Even so, I had to see it to believe it.  Mere touch wouldn't be enough.  So I went to my trusty bathroom mirror, and sure enough, there they were -- two budding breasts.  My nipples had grown slightly darker as well.

I didn't know how to feel about it.  I thought I wanted them.  It made so much sense when I thought about it rationally.  But it's one thing to decide to take hormones; it's something completely different to actually see the results.  I was so confused back then; I had no idea who I was.  Sure, I put on a brave face.  I acted so confident in my decisions, but at the end of the day, I wasn't sure about anything.  I didn't know if I wanted my body to change.  I didn't know that I really wanted to be in pornographic movies.  I didn't even know for sure if I preferred men or women.

All of that uncertainty battled in my mind as I looked at my new, budding breasts.

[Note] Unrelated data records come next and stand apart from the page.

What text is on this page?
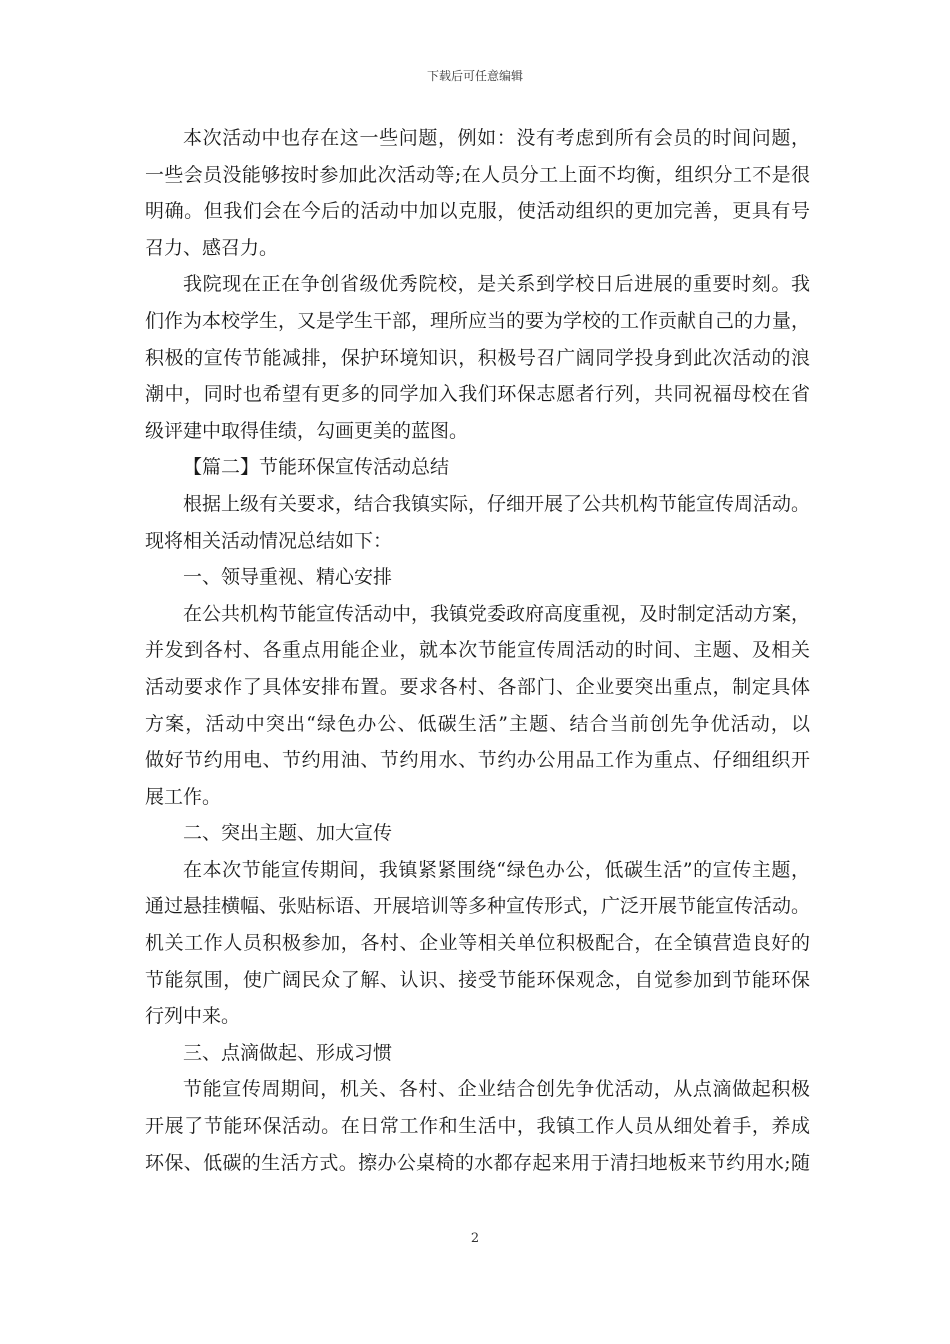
下载后可任意编辑
本次活动中也存在这一些问题，例如：没有考虑到所有会员的时间问题，
一些会员没能够按时参加此次活动等;在人员分工上面不均衡，组织分工不是很
明确。但我们会在今后的活动中加以克服，使活动组织的更加完善，更具有号
召力、感召力。
我院现在正在争创省级优秀院校，是关系到学校日后进展的重要时刻。我
们作为本校学生，又是学生干部，理所应当的要为学校的工作贡献自己的力量，
积极的宣传节能减排，保护环境知识，积极号召广阔同学投身到此次活动的浪
潮中，同时也希望有更多的同学加入我们环保志愿者行列，共同祝福母校在省
级评建中取得佳绩，勾画更美的蓝图。
【篇二】节能环保宣传活动总结
根据上级有关要求，结合我镇实际，仔细开展了公共机构节能宣传周活动。
现将相关活动情况总结如下：
一、领导重视、精心安排
在公共机构节能宣传活动中，我镇党委政府高度重视，及时制定活动方案，
并发到各村、各重点用能企业，就本次节能宣传周活动的时间、主题、及相关
活动要求作了具体安排布置。要求各村、各部门、企业要突出重点，制定具体
方案，活动中突出“绿色办公、低碳生活”主题、结合当前创先争优活动，以
做好节约用电、节约用油、节约用水、节约办公用品工作为重点、仔细组织开
展工作。
二、突出主题、加大宣传
在本次节能宣传期间，我镇紧紧围绕“绿色办公，低碳生活”的宣传主题，
通过悬挂横幅、张贴标语、开展培训等多种宣传形式，广泛开展节能宣传活动。
机关工作人员积极参加，各村、企业等相关单位积极配合，在全镇营造良好的
节能氛围，使广阔民众了解、认识、接受节能环保观念，自觉参加到节能环保
行列中来。
三、点滴做起、形成习惯
节能宣传周期间，机关、各村、企业结合创先争优活动，从点滴做起积极
开展了节能环保活动。在日常工作和生活中，我镇工作人员从细处着手，养成
环保、低碳的生活方式。擦办公桌椅的水都存起来用于清扫地板来节约用水;随
2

Is it true that our actions define us?  I don't know.  I've done a lot of things that I didn't really want to do at the time.  Have I always been scared to say no?  There's such a disconnect between what I do and what I think that sometimes, I don't even know what's real.  Am I simply a worrisome person?

As the doubts built to a crescendo, I couldn't help it.  I burst into tears.  To this day, I'm not sure what upset me so much; the decisions were made.  I had committed to the course.  And outwardly, I wanted it.  But then there were the tears, those damning tears. 

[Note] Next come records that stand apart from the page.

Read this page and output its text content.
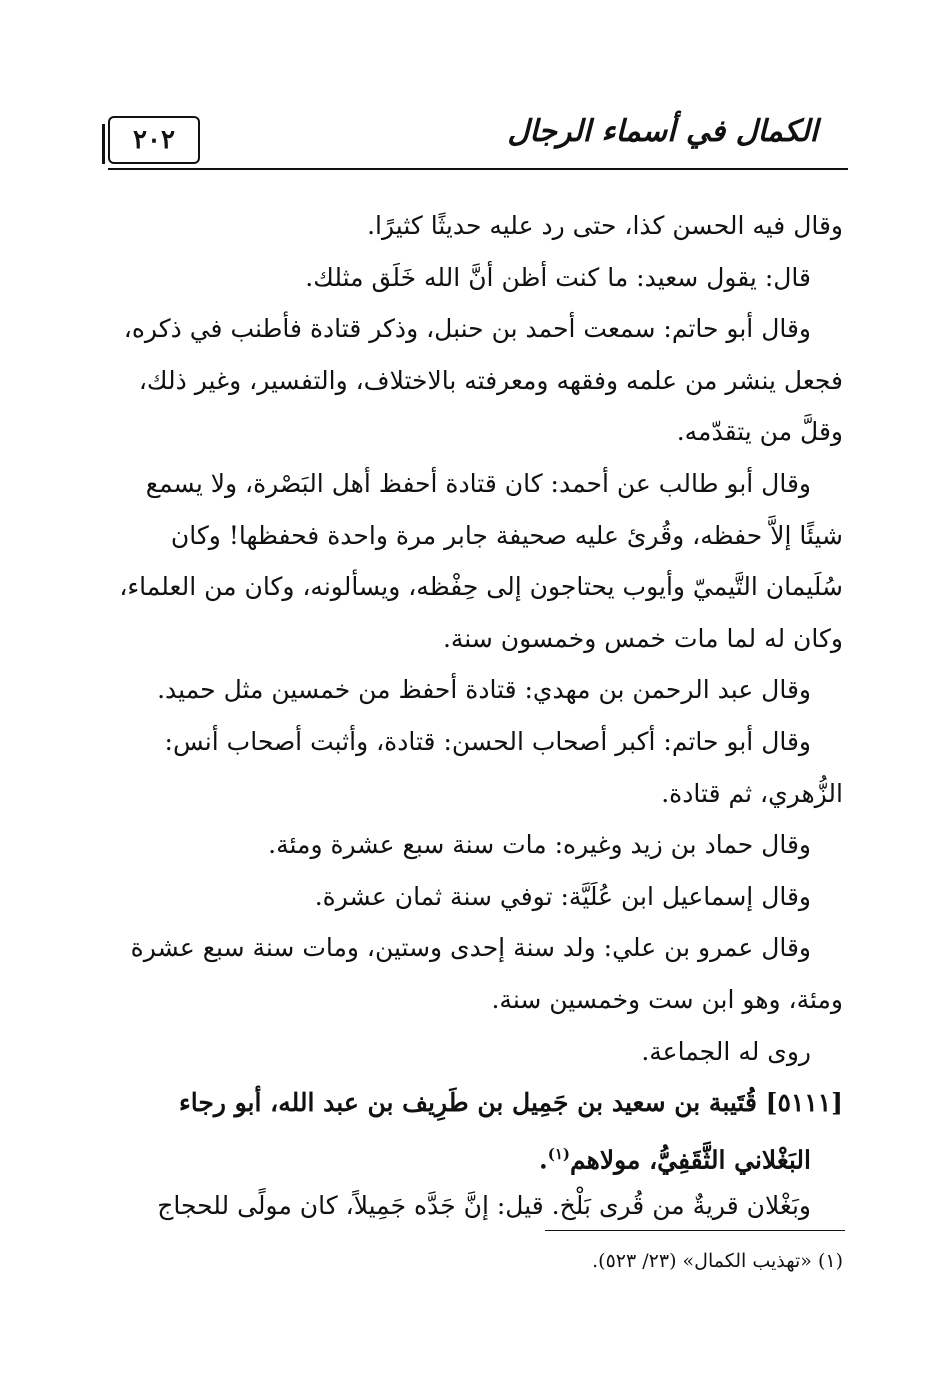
٢٠٢	الكمال في أسماء الرجال
وقال فيه الحسن كذا، حتى رد عليه حديثًا كثيرًا.
قال: يقول سعيد: ما كنت أظن أنَّ الله خَلَق مثلك.
وقال أبو حاتم: سمعت أحمد بن حنبل، وذكر قتادة فأطنب في ذكره،
فجعل ينشر من علمه وفقهه ومعرفته بالاختلاف، والتفسير، وغير ذلك،
وقلَّ من يتقدّمه.
وقال أبو طالب عن أحمد: كان قتادة أحفظ أهل البَصْرة، ولا يسمع
شيئًا إلاَّ حفظه، وقُرئ عليه صحيفة جابر مرة واحدة فحفظها! وكان
سُلَيمان التَّيميّ وأيوب يحتاجون إلى حِفْظه، ويسألونه، وكان من العلماء،
وكان له لما مات خمس وخمسون سنة.
وقال عبد الرحمن بن مهدي: قتادة أحفظ من خمسين مثل حميد.
وقال أبو حاتم: أكبر أصحاب الحسن: قتادة، وأثبت أصحاب أنس:
الزُّهري، ثم قتادة.
وقال حماد بن زيد وغيره: مات سنة سبع عشرة ومئة.
وقال إسماعيل ابن عُلَيَّة: توفي سنة ثمان عشرة.
وقال عمرو بن علي: ولد سنة إحدى وستين، ومات سنة سبع عشرة
ومئة، وهو ابن ست وخمسين سنة.
روى له الجماعة.
[٥١١١] قُتَيبة بن سعيد بن جَمِيل بن طَرِيف بن عبد الله، أبو رجاء
البَغْلاني الثَّقَفِيُّ، مولاهم$^{(١)}$.
وبَغْلان قريةٌ من قُرى بَلْخ. قيل: إنَّ جَدَّه جَمِيلاً، كان مولًى للحجاج
(١) «تهذيب الكمال» (٢٣/ ٥٢٣).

Did it mean that I didn't want my body to change?  I don't know.

I think I cried for almost an hour.  At some point, I moved from the bathroom to the bed, but I don't remember how.  So there I was, naked and curled up on my bed, crying my eyes out.  And the cameras caught every single moment.

I think that's when the program changed from simple novelty porn to something else.  Had they banked on something like that?  I don't know.  But how could they have known?

In that moment, though, I became a person to the audience.  I wasn't just some swishy little porn star.  I was just a boy going through an extremely difficult time, a time of change. 

Could I have done it again, if I tried?  Probably not.  Would I have let go if I had even remembered that the cameras were there?  Definitely not.  But it happened, and that day changed my life in incalculable ways.